Learn how to evaluate this metric programmatically in the Trustwise SDK Documentation.

The Toxicity metric judges whether the input text is toxic. This includes obscenities, threats and insults. A higher score indicates the text is more toxic, and thus a lower score is preferred.

FAQs

What is the definition of each label?

  • TOXIC: Rude, disrespectful, or unreasonable comment; likely to make people leave a discussion.
  • OBSCENE: Swear words, curse words, or other obscene or profane language.
  • INSULT: Insulting, inflammatory, or negative comment towards a person or group.
  • IDENTITY HATE: Negative or hateful comments targeting someone because of their identity.
  • THREAT: Describes an intention to inflict pain, injury, or violence against an individual or group.

[1]

Is the TOXIC score a combination of the other scores?

No, the score for each toxic style is computed separately.

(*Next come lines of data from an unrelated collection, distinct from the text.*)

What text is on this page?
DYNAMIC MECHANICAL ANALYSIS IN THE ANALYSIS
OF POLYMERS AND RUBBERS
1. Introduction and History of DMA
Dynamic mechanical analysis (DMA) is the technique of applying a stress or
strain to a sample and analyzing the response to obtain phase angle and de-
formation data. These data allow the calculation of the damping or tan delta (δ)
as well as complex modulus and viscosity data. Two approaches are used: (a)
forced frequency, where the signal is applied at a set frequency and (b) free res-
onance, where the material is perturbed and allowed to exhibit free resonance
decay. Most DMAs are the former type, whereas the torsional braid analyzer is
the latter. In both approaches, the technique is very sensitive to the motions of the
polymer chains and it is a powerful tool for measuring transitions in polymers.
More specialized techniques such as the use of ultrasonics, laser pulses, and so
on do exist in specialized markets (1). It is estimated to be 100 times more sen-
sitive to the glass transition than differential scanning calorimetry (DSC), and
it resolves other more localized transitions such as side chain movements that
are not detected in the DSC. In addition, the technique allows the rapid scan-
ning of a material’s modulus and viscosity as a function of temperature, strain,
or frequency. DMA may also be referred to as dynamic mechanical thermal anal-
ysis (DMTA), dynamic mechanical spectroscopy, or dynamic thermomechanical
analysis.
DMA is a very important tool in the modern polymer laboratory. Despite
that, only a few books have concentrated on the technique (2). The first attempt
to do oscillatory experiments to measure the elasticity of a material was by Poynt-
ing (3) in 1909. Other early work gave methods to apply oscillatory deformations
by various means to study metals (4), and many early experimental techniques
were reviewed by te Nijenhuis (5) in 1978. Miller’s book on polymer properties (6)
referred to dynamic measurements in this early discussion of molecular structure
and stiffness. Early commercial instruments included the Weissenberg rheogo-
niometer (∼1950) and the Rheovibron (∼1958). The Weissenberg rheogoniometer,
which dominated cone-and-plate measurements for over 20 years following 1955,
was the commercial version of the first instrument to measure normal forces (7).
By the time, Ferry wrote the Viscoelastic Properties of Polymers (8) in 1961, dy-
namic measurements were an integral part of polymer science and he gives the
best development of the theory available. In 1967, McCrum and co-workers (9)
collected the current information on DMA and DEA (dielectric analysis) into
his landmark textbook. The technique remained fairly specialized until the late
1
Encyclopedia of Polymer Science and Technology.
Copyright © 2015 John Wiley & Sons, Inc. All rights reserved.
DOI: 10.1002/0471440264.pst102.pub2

How should I use the toxicity metric?

Each toxic style is fine-tuned to detect instances of its style of toxicity. The TOXIC style was fine-tuned on a wide array of toxic styles, whereas each of the other styles were fine-tuned to detect only their style of toxicity. This leads to the TOXIC style giving a broad overview of the toxicity of the text, with the other styles providing a more fine-grained analysis.

Citations

[1] Gehman, Samuel, et al. "Realtoxicityprompts: Evaluating neural toxic degeneration in language models." arXiv preprint arXiv:2009.11462 (2020).